The Anatomy of Stress

Psychiatrist and Holocaust survivor, Viktor Frankl, once said, “Between stimulus and thought, there is a space. In that space is our power to choose our response.”

It has been shown that stress creates more wear and tear on the body when
associated with negative thoughts, or if we don’t think we’re coping well with it.
Reframing your stress can build your mental and physical resilience to the
challenges in your life.

STRESS DOES THE FOLLOWING!!!!

1. Stress results in less secretion of digestive enzymes, causing the pH of the stomach to not be as low as what is optimal for good digestion.

2. Stress causes oxygen and blood are diverted from digestion to the brain and muscles/etc instead.

3. Allostatic load: the wear and tear on the body due to the physiological responses that accumulate with chronic stress.

What is STRESS??? Stress is any type of physical, mental, or emotional factor that causes tension in the body. This tension causes chemical, physical or behavioral changes. Stress, or the fight or flight response, is an evolutionary mechanism for survival of the species. It is innate to us, usually on autopilot, and very much needed. However, our lifestyle and society, has caused this system to get overworked and undertaken care of.
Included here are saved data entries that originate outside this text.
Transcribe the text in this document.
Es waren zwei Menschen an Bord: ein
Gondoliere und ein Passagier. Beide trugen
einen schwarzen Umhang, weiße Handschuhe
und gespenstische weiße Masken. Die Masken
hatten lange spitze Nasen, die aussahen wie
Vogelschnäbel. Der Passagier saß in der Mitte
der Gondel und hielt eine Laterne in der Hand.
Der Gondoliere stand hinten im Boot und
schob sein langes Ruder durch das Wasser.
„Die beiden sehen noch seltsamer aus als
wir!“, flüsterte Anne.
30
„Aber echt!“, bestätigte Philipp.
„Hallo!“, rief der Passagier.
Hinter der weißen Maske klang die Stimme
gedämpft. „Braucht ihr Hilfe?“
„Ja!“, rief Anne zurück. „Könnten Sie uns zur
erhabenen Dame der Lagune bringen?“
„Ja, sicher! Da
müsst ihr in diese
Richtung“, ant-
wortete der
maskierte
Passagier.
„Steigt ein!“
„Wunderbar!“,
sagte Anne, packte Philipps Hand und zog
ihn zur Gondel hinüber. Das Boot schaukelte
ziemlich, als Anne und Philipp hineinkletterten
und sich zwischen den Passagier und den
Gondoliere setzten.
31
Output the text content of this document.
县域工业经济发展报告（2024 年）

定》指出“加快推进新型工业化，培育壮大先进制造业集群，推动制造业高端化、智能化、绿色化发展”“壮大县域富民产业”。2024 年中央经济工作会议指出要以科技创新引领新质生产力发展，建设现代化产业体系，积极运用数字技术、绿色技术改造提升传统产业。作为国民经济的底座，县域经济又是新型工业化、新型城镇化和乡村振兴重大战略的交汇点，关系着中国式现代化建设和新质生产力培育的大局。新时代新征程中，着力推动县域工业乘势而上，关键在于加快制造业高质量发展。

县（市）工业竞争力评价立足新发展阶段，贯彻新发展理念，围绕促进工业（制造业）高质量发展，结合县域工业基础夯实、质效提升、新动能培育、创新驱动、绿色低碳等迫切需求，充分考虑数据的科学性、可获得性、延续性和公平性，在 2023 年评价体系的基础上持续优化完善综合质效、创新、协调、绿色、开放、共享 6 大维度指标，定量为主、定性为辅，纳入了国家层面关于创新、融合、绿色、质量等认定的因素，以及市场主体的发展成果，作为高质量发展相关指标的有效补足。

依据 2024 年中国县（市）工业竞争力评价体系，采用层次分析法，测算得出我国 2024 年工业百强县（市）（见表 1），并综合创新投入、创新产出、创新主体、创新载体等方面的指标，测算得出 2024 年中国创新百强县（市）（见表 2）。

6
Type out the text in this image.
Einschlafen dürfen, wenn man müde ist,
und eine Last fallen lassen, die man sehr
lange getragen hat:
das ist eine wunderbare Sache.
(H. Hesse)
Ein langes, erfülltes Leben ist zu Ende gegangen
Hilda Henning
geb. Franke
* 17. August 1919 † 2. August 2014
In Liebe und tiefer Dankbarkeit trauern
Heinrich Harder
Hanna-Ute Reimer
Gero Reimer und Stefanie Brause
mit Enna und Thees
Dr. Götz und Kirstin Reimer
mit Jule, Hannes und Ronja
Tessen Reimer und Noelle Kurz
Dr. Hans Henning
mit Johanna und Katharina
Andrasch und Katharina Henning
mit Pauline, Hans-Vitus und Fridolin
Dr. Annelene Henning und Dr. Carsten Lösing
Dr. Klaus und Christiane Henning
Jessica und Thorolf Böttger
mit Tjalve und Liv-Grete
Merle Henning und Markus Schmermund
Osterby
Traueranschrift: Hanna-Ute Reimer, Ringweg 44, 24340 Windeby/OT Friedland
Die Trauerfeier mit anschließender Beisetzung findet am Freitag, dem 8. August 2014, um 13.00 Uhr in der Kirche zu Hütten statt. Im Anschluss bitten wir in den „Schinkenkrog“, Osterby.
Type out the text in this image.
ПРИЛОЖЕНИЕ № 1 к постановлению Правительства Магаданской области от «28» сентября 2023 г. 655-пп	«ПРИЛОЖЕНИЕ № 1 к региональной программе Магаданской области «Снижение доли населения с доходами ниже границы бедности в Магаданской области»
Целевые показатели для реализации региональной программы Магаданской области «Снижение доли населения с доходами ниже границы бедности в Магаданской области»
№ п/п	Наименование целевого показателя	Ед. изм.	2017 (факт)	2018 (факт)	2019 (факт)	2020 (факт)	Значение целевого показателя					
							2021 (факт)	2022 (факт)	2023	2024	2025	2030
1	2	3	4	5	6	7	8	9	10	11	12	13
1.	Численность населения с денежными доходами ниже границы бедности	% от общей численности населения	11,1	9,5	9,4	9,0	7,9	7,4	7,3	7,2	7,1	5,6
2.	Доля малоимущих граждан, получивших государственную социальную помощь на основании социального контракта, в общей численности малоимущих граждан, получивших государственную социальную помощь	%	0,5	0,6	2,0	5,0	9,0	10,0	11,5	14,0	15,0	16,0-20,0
  • WORK stress, meetings, unhappiness on the job, constant deadlines, conflict
  • Exercise is stress. Endurance training is a lot of physical stress.
  • Heat and dealing with heat is stress.
  • Mental Stress: relationship, trauma, responsibilities, conflict
  • Physical stress: Intense workouts, childbirth, illness, injury, lack of sleep, food intolerances, toxins, pollutants
  • Stress can be “real” or “perceived”
  • Stress is meant to be a short term solution to take care of an immediate need
  • Acute stress: short term stress. Normal. Perhaps what you feel right before a race. It gets you “READY”. Causes the body to preform on an elevated and focused level. Enhance performance by helping you to “keep your eye on the prize”.
  • Chronic stress: long term stress. Not normal or beneficial. Like caring for a dying parent.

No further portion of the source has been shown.